Asymmetric Synthesis of 3‐Oxa‐15‐deoxy‐16‐(m‐tolyl)‐17,18,19,20‐tetranorisocarbacyclin and Its Neuroprotective Analogue 15‐Deoxy‐16‐(m‐tolyl)‐17,18,19,20‐tetranorisocarbacyclin Based on the Conjugate Addition–Azoalkene–Asymmetric Olefination Strategy

Abstract

A fully stereocontrolled synthesis of 3-oxa-15-deoxy-16-(m-tolyl)-17,18,19,20-tetranorisocarbacyclin (3-oxa-15-deoxy-TIC, 7 b) and a formal one of 15-deoxy-16-(m-tolyl)-17,18,19,20-tetranorisocarbacyclin (15-deoxy-TIC, 7 a) are described. 15-Deoxy-TIC is specific for the neuronal prostacyclin receptor (IP2) and exhibits neuroprotective activities, and the new 3-oxa-15-deoxy-TIC is expected to be metabolically more stable than 15-deoxy-TIC. The syntheses of 7 a and 7 b are based on the convergent conjugate addition-azoalkene-asymmetric olefination strategy.

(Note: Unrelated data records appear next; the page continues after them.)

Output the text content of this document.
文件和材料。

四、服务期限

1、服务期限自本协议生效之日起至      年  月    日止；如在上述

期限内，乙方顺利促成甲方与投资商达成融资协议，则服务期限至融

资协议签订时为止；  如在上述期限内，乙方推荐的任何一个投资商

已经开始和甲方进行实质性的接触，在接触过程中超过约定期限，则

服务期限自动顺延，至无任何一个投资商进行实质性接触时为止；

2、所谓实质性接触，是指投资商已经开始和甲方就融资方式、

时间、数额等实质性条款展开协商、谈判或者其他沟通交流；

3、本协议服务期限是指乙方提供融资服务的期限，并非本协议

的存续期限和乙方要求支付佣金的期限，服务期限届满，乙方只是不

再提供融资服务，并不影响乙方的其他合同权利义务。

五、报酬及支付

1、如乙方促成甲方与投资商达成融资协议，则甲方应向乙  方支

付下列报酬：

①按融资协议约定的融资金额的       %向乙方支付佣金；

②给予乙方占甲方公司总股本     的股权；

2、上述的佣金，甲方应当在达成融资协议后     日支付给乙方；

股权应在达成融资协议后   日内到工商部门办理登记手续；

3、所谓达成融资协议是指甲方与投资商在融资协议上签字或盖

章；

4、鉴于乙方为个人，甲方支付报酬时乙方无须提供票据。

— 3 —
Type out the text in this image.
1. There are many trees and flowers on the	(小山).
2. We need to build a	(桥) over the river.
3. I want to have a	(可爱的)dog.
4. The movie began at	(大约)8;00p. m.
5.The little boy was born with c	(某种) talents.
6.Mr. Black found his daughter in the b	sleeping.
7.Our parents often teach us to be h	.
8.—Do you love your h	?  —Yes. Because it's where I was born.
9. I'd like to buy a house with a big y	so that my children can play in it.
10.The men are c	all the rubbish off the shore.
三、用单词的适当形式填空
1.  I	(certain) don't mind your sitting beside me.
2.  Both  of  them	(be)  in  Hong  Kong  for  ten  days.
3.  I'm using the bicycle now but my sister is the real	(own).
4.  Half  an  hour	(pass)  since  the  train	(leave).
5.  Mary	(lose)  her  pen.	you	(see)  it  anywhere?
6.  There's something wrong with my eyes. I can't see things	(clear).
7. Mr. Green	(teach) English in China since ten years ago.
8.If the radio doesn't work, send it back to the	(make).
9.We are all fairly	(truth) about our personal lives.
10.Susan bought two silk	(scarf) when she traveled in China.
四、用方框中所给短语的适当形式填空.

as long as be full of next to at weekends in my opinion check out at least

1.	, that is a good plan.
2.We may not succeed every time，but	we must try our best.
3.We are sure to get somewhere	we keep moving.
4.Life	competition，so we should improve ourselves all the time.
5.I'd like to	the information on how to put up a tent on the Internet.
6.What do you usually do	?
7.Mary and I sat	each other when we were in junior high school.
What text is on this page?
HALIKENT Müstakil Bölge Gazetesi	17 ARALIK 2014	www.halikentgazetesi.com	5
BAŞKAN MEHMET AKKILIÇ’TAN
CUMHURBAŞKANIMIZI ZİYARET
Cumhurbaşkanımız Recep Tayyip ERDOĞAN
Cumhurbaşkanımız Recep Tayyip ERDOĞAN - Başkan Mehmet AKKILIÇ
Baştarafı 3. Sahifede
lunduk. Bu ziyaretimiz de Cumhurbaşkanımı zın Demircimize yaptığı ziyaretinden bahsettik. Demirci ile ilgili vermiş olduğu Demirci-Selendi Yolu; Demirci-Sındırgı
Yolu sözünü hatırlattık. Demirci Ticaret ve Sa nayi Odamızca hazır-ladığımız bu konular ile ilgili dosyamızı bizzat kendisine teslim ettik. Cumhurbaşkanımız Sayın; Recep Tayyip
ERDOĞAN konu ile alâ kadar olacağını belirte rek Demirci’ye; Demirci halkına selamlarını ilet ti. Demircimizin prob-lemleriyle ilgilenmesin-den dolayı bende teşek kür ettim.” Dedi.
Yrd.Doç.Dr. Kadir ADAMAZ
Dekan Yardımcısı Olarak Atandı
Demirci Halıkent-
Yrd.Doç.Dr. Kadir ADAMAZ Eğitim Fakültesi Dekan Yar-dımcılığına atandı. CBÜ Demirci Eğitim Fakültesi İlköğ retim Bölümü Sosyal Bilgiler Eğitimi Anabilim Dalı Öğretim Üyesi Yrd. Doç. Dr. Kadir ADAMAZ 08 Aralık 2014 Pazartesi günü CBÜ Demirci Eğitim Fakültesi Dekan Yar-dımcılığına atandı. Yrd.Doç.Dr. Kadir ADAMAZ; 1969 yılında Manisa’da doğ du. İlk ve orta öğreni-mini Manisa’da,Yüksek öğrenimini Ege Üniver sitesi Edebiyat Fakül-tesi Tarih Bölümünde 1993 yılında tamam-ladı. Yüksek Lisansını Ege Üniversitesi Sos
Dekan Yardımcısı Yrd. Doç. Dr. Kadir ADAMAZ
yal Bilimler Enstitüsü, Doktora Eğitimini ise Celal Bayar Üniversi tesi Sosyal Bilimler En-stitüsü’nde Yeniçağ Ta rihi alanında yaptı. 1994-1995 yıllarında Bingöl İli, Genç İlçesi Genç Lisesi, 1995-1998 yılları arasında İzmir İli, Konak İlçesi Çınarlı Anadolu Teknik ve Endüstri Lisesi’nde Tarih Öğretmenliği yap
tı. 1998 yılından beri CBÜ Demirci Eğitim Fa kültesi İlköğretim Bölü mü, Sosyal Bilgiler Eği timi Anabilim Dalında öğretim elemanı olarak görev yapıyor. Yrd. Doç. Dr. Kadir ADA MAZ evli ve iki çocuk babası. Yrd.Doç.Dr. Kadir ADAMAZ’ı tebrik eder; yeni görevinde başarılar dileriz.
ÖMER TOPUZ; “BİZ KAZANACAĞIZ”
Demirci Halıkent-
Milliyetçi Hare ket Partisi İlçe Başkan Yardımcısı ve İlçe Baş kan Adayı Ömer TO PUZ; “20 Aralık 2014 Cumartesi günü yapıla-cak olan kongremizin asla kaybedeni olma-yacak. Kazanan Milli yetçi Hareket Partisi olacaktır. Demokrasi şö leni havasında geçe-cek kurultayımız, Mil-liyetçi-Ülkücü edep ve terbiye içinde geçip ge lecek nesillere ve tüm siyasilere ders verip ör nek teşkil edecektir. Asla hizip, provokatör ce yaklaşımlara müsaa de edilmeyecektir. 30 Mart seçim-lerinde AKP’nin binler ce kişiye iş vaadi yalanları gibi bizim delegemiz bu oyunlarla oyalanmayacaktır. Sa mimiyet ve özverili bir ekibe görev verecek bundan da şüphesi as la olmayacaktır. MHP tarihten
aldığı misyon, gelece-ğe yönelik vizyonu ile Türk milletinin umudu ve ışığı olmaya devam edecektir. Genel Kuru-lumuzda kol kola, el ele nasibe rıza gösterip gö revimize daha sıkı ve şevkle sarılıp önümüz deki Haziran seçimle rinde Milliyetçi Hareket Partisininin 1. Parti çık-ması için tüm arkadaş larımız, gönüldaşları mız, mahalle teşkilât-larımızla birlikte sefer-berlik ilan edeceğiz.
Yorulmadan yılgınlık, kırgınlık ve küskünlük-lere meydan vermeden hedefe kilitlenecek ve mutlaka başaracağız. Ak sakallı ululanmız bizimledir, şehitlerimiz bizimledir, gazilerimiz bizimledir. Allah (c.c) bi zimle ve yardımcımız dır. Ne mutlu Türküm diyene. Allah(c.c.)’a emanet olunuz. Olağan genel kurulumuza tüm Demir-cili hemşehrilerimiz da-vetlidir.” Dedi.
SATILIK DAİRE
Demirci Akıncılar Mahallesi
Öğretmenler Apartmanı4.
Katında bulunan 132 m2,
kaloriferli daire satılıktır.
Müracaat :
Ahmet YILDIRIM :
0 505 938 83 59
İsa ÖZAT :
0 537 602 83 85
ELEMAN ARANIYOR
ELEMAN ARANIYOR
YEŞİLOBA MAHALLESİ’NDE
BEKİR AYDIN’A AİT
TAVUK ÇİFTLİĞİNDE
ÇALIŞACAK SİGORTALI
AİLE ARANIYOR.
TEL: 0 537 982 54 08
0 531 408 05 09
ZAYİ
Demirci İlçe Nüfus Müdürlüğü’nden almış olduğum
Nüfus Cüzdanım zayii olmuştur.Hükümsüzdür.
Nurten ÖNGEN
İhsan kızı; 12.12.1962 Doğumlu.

Key building blocks are the readily available bicyclic azoalkene 14 and the alkenylcopper derivative 15. The stereoselective conjugate addition of 15 to 14 gave hydrazone 13, which was stereoselectively converted to the bicyclic ketone 11. The key steps for the construction of the alpha side chain of 7 a and 7 b and the regioselective introduction of the endocyclic Delta6,6a double bond are: 1) a highly selective asymmetric olefination of ketone 11 with the chiral Horner-Wadsworth-Emmons reagent 28 and 2) a regioselective deconjugation of the alpha,beta-unsaturated ester (E)-10 with the chiral lithium amide 29, which gave the beta,gamma-unsaturated ester anti-9 with high selectivity. The homoallylic alcohol 8 served at a late stage as the joint intermediate in the syntheses of 7 a and 7 b. While an etherification of 8 furnished, after hydrolysis and deprotection, 3-oxa-15-deoxy-TIC, its alkylation afforded alcohol 37, the known precursor for the synthesis of 15-deoxy-TIC.